Using a hierarchical model framework to investigate the relationships between fish spawning and abiotic factors for environmental flow management

2021 
Abstract The construction of dams worldwide has substantially altered natural flow and thermal regimes, leading to profound influences on fish spawning. Environmental flow (EFlow) assessments provide information on the links between river flow and river health and are a useful technique for specifically restoring species’ life-history requirements. A full understanding of the abiotic–biotic relationships coupled with information on hydrological events and ecological processes is a vital step for acquiring explicit water management options.
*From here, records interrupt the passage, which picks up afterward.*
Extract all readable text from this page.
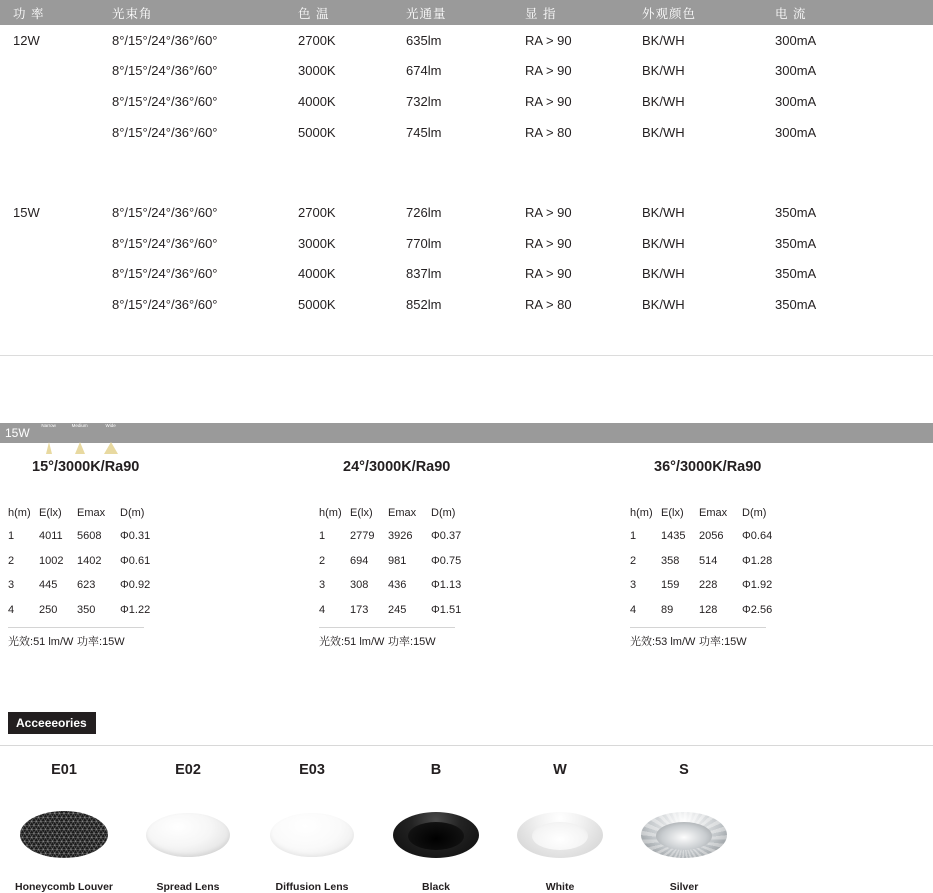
功 率	光束角	色 温	光通量	显 指	外观颜色	电 流
12W	8°/15°/24°/36°/60°	2700K	635lm	RA > 90	BK/WH	300mA
8°/15°/24°/36°/60°	3000K	674lm	RA > 90	BK/WH	300mA
8°/15°/24°/36°/60°	4000K	732lm	RA > 90	BK/WH	300mA
8°/15°/24°/36°/60°	5000K	745lm	RA > 80	BK/WH	300mA
15W	8°/15°/24°/36°/60°	2700K	726lm	RA > 90	BK/WH	350mA
8°/15°/24°/36°/60°	3000K	770lm	RA > 90	BK/WH	350mA
8°/15°/24°/36°/60°	4000K	837lm	RA > 90	BK/WH	350mA
8°/15°/24°/36°/60°	5000K	852lm	RA > 80	BK/WH	350mA
15W	Narrow	Medium	Wide
15°/3000K/Ra90
h(m) E(lx)	Emax	D(m)
1	4011	5608	Φ0.31
2	1002	1402	Φ0.61
3	445	623	Φ0.92
4	250	350	Φ1.22
光效:51 lm/W 功率:15W
24°/3000K/Ra90
h(m) E(lx)	Emax	D(m)
1	2779	3926	Φ0.37
2	694	981	Φ0.75
3	308	436	Φ1.13
4	173	245	Φ1.51
光效:51 lm/W 功率:15W
36°/3000K/Ra90
h(m) E(lx)	Emax	D(m)
1	1435	2056	Φ0.64
2	358	514	Φ1.28
3	159	228	Φ1.92
4	89	128	Φ2.56
光效:53 lm/W 功率:15W
Acceeeories
E01
Honeycomb Louver
E02
Spread Lens
E03
Diffusion Lens
B
Black
W
White
S
Silver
However, the incorporation of concurrent and antecedent flow, thermal parameters, and other water quality information, particularly their complex interaction effects, into the prediction of the relationships between fish spawning and abiotic factors is poorly studied. The present study proposes a hierarchical modeling framework that accounts for the different concurrent and antecedent habitat factors and the interaction effects between factors to predict the spawning intensities of three important endemic fish species (which spawn drifting eggs) collected from the upper Yangtze River, China. Our results show that 1) the abiotic factors significantly affecting fish spawning vary with species, and these factors are intricately linked to species-specific ecology; 2) the water transparency during spawning and the accumulated temperature before spawning are important predictors of the spawning intensity of some fish species, while the effective duration of rising flow discharge before spawning plays a consistently important role in affecting the spawning intensity of all three fish species; and 3) there are explicit interaction effects, mainly between the hydrological and thermal variables, on fish spawning intensity. The present study suggests that investigation of the relationships between fish spawning and abiotic factors should not only analyze individual species but should also fully consider the accumulated temperature and effective duration of flow discharge rising before spawning, as well as the interaction effects between habitat factors.